Set up at a cost of Rs 26 crore, the museum is a collaborative effort of the RMC, Gujarat government and tourism ministry of India. The light and sound show at the venue is also popular.

An added attraction to the museum is a souvenir shop. Pani says soon they will launch an organic food store at the museum.

The entrance to the museum is through a hall in which a group of children are seated facing Gandhi at a prayer. The ambiance of the place takes you to a different world altogether. There are seats available in the room to sit for a while and local guides are more than willing to explain to you about Gandhi's life showcased at the place.

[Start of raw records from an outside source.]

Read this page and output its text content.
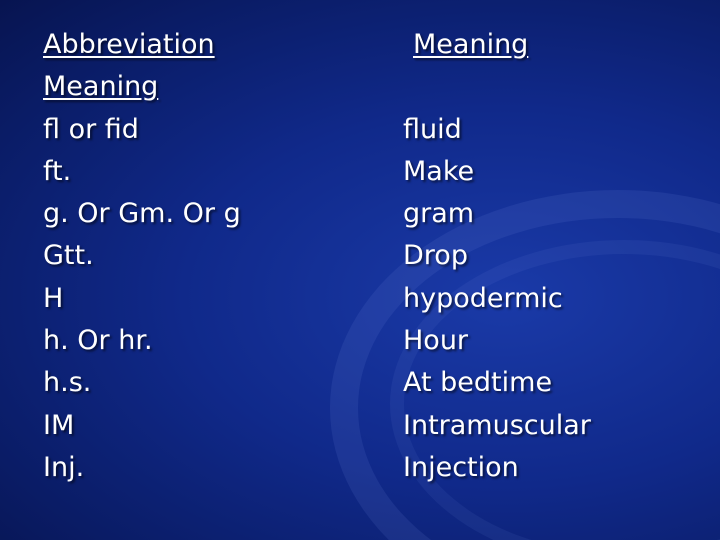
Abbreviation
Meaning
fl or fid
ft.
g. Or Gm. Or g
Gtt.
H
h. Or hr.
h.s.
IM
Inj.
Meaning
fluid
Make
gram
Drop
hypodermic
Hour
At bedtime
Intramuscular
Injection
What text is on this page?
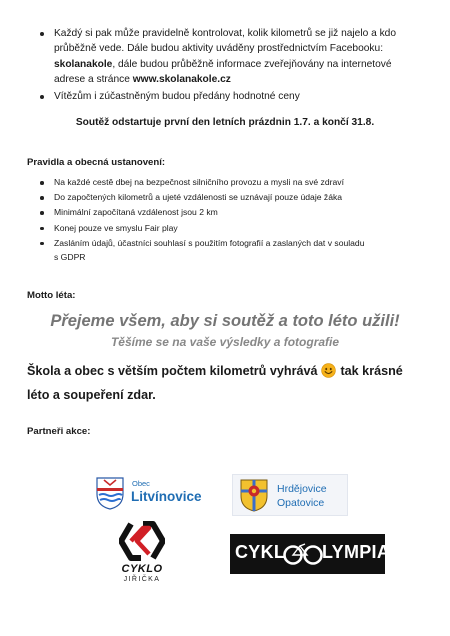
Každý si pak může pravidelně kontrolovat, kolik kilometrů se již najelo a kdo průběžně vede. Dále budou aktivity uváděny prostřednictvím Facebooku: skolanakole, dále budou průběžně informace zveřejňovány na internetové adrese a stránce www.skolanakole.cz
Vítězům i zúčastněným budou předány hodnotné ceny
Soutěž odstartuje první den letních prázdnin 1.7. a končí 31.8.
Pravidla a obecná ustanovení:
Na každé cestě dbej na bezpečnost silničního provozu a mysli na své zdraví
Do započtených kilometrů a ujeté vzdálenosti se uznávají pouze údaje žáka
Minimální započítaná vzdálenost jsou 2 km
Konej pouze ve smyslu Fair play
Zasláním údajů, účastníci souhlasí s použitím fotografií a zaslaných dat v souladu
s GDPR
Motto léta:
Přejeme všem, aby si soutěž a toto léto užili!
Těšíme se na vaše výsledky a fotografie
Škola a obec s větším počtem kilometrů vyhrává tak krásné léto a soupeření zdar.
Partneři akce:
Obec
Litvínovice	Hrdějovice
Opatovice
CYKLO
JIŘIČKA
CYKL LYMPIA
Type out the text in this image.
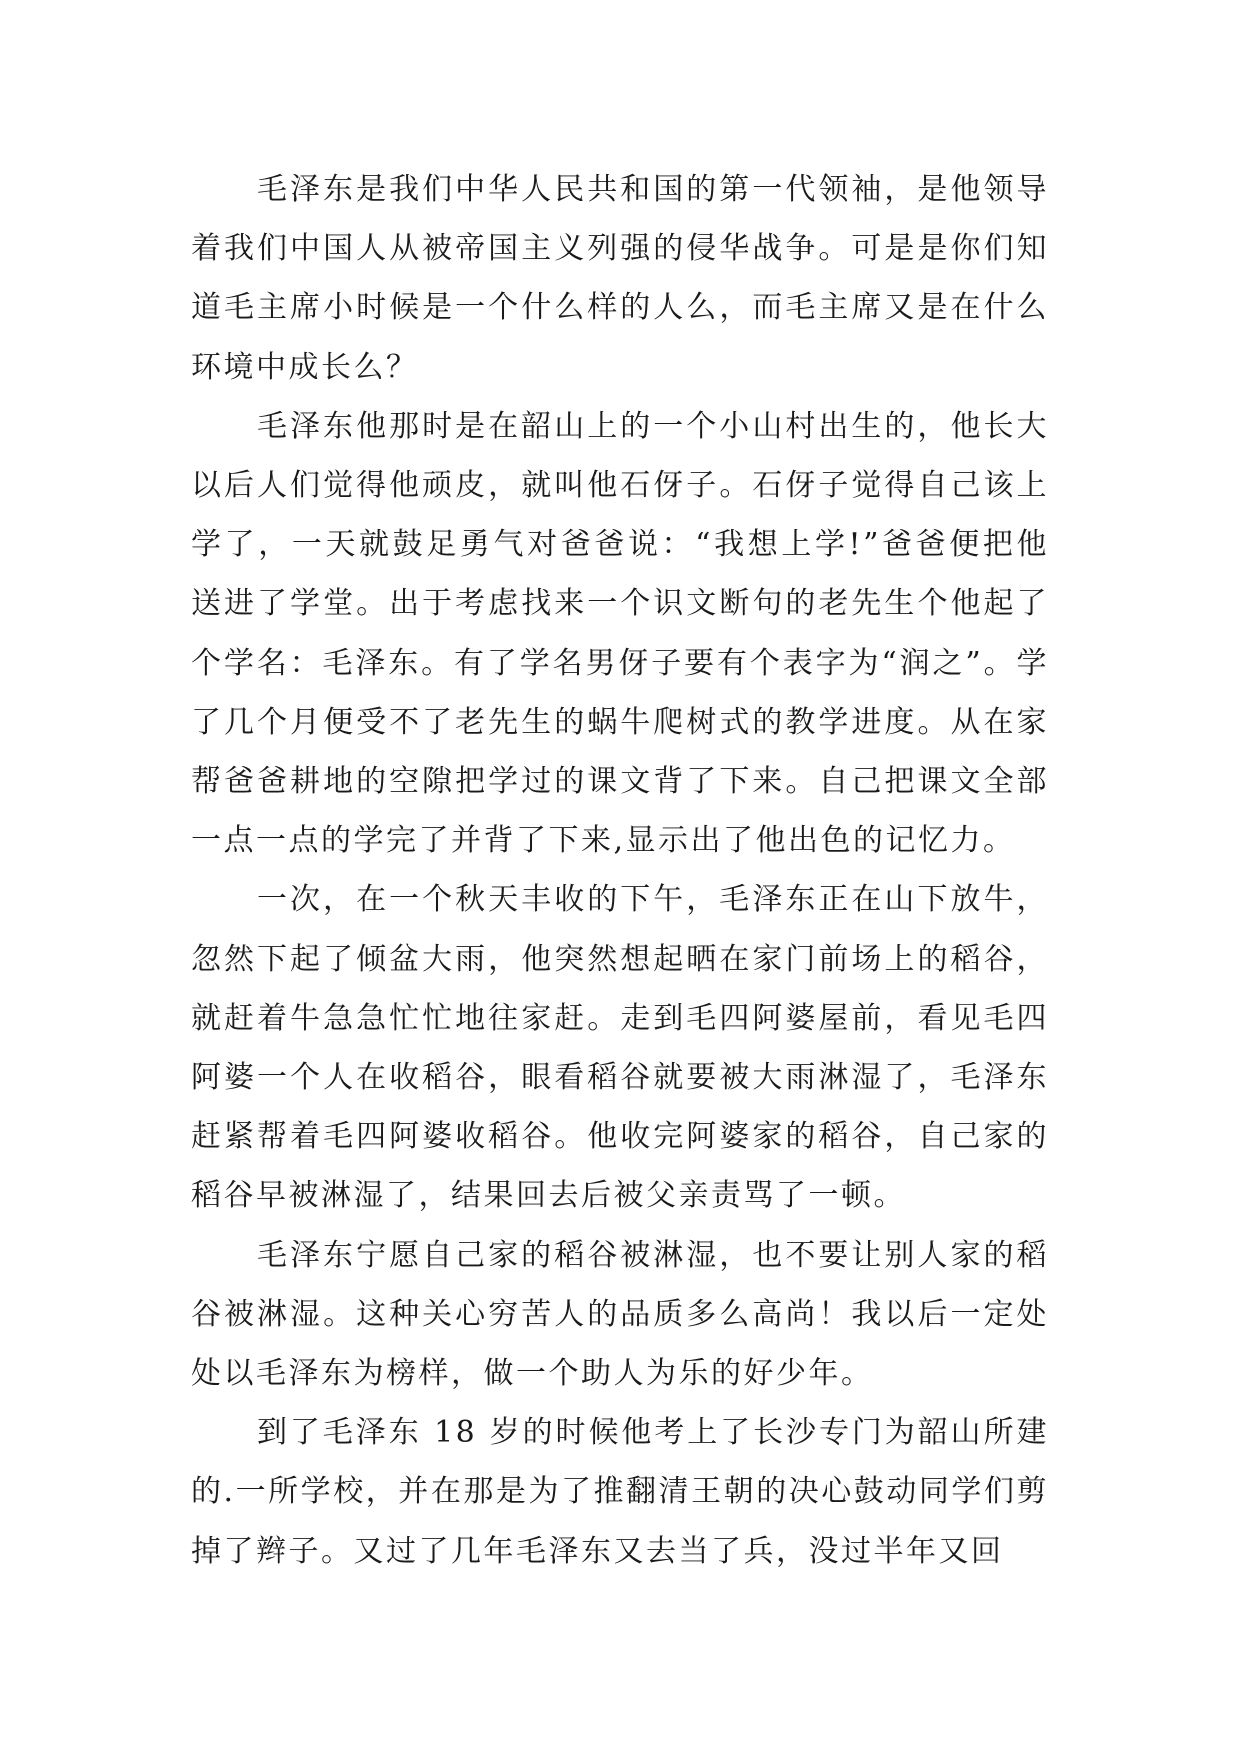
毛泽东是我们中华人民共和国的第一代领袖，是他领导着我们中国人从被帝国主义列强的侵华战争。可是是你们知道毛主席小时候是一个什么样的人么，而毛主席又是在什么环境中成长么？

毛泽东他那时是在韶山上的一个小山村出生的，他长大以后人们觉得他顽皮，就叫他石伢子。石伢子觉得自己该上学了，一天就鼓足勇气对爸爸说：“我想上学!”爸爸便把他送进了学堂。出于考虑找来一个识文断句的老先生个他起了个学名：毛泽东。有了学名男伢子要有个表字为“润之”。学了几个月便受不了老先生的蜗牛爬树式的教学进度。从在家帮爸爸耕地的空隙把学过的课文背了下来。自己把课文全部一点一点的学完了并背了下来,显示出了他出色的记忆力。

一次，在一个秋天丰收的下午，毛泽东正在山下放牛，忽然下起了倾盆大雨，他突然想起晒在家门前场上的稻谷，就赶着牛急急忙忙地往家赶。走到毛四阿婆屋前，看见毛四阿婆一个人在收稻谷，眼看稻谷就要被大雨淋湿了，毛泽东赶紧帮着毛四阿婆收稻谷。他收完阿婆家的稻谷，自己家的稻谷早被淋湿了，结果回去后被父亲责骂了一顿。

毛泽东宁愿自己家的稻谷被淋湿，也不要让别人家的稻谷被淋湿。这种关心穷苦人的品质多么高尚！我以后一定处处以毛泽东为榜样，做一个助人为乐的好少年。

到了毛泽东 18 岁的时候他考上了长沙专门为韶山所建的.一所学校，并在那是为了推翻清王朝的决心鼓动同学们剪掉了辫子。又过了几年毛泽东又去当了兵，没过半年又回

Having cleared the interviews and now recruited to various posts, each day has been a learning experience for them. Says Hiren Katelia, a system operator, “I studied Gandhi in school but here every day I am learning something new.” A fresh graudate, Dwita Pithadia probably would not have dreamt of a better job than this.

“I studied about Gandhiji before appearing for the interview. But here in the museum you get to learn so much,” she says.

The two-storey building is divided into 39 galleries. The ground floor showcases events in Gandhi's life, beginning with his birth, marriage to Kasturba, the train incident in South Africa, the Kheda Satyagraha and Dandi March to India becoming independent, among other incidents.

The first floor is devoted to the principles that Gandhi propagated and practiced—truth, chastity, control of the palate, non-violence, non-possession, fearlessness, non-stealing, dignity of labour, and equality of religions. All this in form of statues, audio visual clips, drawings and much more.

The museum also has some original letters of Gandhi and also throws light on the relationship between him and Sardar Vallabhbhai Patel.

You can also listen to speeches of Gandhi and try your hand at the Gandhi quiz.

In the museum, there is also room where Gandhi studied. Though the benches are new, they are of the types used during his times. School bags, rectangular in shape made out of aluminum, have also been kept.

About two kilometer away from the museum is Kaba Gandhi No Delo, the residence where Gandhi lived when he was studying in Rajkot.

The roofs, the floors, in fact everything, has been redone as the building had got dilapidated, says the caretaker.